By region, London has by far the biggest numbers – with 7.5 million patients (75%) attending a surgery that breaches WHO air pollution limits. Other regions with significant issues are the East Midlands with over two million patients, the East of England with 2.5 million patients and the South East with 2.3 million patients.

Polly Billington, director of UK100, said: “These figures show that air pollution is a national problem. Some of the most vulnerable groups of people including young children and older people will walk to their GP, often to get help with respiratory conditions like asthma and bronchitis. This shows the real danger to their health of the air pollution in their communities. We need urgent action from the government, with a new Clean Air Act passed by parliament to tackle toxic fumes.”

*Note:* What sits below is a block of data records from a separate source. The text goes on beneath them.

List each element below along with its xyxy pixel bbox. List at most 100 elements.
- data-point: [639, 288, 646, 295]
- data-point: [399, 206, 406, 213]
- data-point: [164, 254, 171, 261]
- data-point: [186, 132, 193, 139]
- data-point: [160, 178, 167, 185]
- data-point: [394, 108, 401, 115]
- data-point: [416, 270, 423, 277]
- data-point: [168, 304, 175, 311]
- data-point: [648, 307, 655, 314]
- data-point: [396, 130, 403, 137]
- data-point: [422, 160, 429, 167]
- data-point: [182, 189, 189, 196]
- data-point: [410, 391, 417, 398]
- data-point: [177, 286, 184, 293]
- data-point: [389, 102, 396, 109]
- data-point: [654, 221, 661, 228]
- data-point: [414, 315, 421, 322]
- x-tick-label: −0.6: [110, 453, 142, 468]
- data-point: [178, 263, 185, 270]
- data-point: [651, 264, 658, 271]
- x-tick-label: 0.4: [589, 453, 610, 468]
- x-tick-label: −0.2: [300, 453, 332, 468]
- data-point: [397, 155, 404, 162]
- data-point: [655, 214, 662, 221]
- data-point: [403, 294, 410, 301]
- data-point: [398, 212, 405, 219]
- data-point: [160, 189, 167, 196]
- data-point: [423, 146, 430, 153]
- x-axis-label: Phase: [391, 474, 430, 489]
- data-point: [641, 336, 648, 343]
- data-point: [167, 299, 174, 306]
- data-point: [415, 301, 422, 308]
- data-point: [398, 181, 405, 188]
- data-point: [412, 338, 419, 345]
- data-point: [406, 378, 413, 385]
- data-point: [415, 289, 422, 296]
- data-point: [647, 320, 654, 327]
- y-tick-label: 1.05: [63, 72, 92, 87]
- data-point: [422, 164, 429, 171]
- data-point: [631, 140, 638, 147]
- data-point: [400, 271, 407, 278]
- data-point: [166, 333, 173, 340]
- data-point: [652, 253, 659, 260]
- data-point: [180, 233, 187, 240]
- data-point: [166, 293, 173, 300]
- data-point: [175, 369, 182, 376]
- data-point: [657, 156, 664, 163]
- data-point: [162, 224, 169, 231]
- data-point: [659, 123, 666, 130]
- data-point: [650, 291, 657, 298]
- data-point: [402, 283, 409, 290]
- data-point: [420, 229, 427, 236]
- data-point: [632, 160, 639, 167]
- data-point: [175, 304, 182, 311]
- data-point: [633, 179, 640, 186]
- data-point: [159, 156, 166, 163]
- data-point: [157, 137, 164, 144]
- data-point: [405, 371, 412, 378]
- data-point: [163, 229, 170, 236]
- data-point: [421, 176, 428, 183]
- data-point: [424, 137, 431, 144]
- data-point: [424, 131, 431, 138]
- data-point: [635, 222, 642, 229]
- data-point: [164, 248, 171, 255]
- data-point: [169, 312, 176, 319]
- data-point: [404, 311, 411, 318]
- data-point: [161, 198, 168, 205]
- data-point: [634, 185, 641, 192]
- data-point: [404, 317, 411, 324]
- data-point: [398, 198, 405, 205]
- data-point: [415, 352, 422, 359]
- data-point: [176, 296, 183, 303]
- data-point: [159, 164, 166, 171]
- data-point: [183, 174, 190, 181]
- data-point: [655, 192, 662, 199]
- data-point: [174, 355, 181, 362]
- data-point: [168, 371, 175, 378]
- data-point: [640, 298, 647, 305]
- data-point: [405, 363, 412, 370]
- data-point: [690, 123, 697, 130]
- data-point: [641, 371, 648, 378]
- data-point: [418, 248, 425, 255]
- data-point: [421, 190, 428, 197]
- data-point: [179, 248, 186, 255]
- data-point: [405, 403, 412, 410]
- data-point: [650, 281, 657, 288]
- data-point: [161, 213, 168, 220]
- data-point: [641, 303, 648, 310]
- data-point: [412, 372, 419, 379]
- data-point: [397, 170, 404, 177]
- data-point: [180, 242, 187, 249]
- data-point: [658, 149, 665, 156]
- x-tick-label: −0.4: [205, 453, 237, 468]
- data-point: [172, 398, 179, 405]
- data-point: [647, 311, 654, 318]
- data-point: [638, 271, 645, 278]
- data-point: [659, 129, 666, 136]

PM2.5 has been linked to asthma, heart disease, stroke, and lung cancer, with emerging evidence showing impacts on low birth weight, diabetes and neurodegenerative diseases such as Alzheimer’s and Parkinson’s.

Professor Dame Parveen Kumar, chair of the British Medical Association’s Board of Science, said: “It is a shocking state of affairs that this invisible killer is still not taken seriously enough by policy makers. The government needs to look at evidence, like that compiled by UK100, and ensure that the forthcoming environment bill has legally enforceable air quality limits that meet World Health Organisation guidelines and gives local authorities adequate powers and funding to restrict air pollution.”

The research has been published ahead of a major Clean Air Summit being hosted in London on 14 February.

Speaking ahead of the summit, which he is due to attend, The mayor of London Sadiq Khan, said: “I’m proud that London has taken positive action by cleaning up our bus and taxi fleet, encouraging clean air innovation, establishing the largest air quality monitoring network of any major city and, starting in April this year, introducing the world’s first 24/7 Ultra Low Emission Zone in central London.”

He added: “Government must recognise that cities can’t win this battle alone and we now need to be given greater powers and funding to clean up our filthy air and protect future generations.”

*New figures show nearly 18 million patients (One in Three) are registered at GP surgeries with unsafe levels of pollution. UK100, 11 February 2019.